Levantei-me e apertei-lhe a mão como fazíamos nas empresas. Ela correspondeu e sorrimo-nos como bons amigos. O pior estava para vir. Dei dois passos para a porta, e vi o Roque vir devagar, de cabeça baixa e cauda caída, na minha direcção. O enorme pastor alemão tinha compreendido tudo. Olhou-me com o ar mais triste que já vi no rosto de um animal. Ajoelhei-me instintivamente, abracei-me ao Roque e chorei convulsivamente, com a minha cara encostada à dele. Levantei-me, voltei a olhar para o cão, e a carinha dele era de uma tristeza infinita. Dos olhos do Roque tinham saído duas lágrimas que molhavam o seu lindo pêlo. Chorava. O meu querido amigo chorava por saber que não me voltaria a ver. Ainda consegui dizer:
— Adeus, Roque! Até sempre, meu amigo!
Saí muito triste, e até me esqueci de olhar para a Rute. Isto aconteceu há uns meses.

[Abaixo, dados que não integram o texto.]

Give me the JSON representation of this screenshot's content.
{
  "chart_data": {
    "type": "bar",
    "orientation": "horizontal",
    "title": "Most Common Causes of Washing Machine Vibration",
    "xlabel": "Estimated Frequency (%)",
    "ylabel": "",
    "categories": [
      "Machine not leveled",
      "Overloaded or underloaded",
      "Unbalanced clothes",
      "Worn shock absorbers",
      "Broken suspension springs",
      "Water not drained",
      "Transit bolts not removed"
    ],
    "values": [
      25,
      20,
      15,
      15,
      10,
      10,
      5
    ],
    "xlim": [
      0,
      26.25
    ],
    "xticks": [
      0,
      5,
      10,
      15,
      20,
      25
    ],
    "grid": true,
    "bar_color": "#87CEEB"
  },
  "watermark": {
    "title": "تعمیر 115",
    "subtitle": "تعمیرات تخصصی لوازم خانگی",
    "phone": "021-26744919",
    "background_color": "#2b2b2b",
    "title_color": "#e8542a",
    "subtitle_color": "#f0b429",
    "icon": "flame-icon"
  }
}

Neste momento, eu e a Teresa, a enfermeira mulata de que vos falei, estamos muito apaixonados. Ela tem um corpo de ébano maravilhoso, e sabe como usá-lo. Gosto daquele exotismo africano. O problema é que ela tem um lindíssimo gato Chartreux de olhos amarelos chamado Piju, e um maravilhoso cão da Serra da Estrela chamado Magnum. É aí que reside toda a minha infelicidade. Pronto... agora já conhecem a minha triste história.»
Criou-se um silêncio de alguns segundos à nossa mesa, onde estavam vazias duas garrafas de Porto Tawny. Foi o aniversariante que quebrou o silêncio:
— Então tu não gostas de animais, pá!? Estás infeliz porquê?
— Gosto sim... gosto muito... — Explicou o Gomes, chorando copiosamente, com a voz embargada e de balão de Tawny na mão.
Acalmou-se um pouco e acrescentou:
— Que vai ser de mim...!? Quando acabar tudo entre mim e a Teresa, já viram o desgosto que vou ter por me separar do Piju e do Magnum?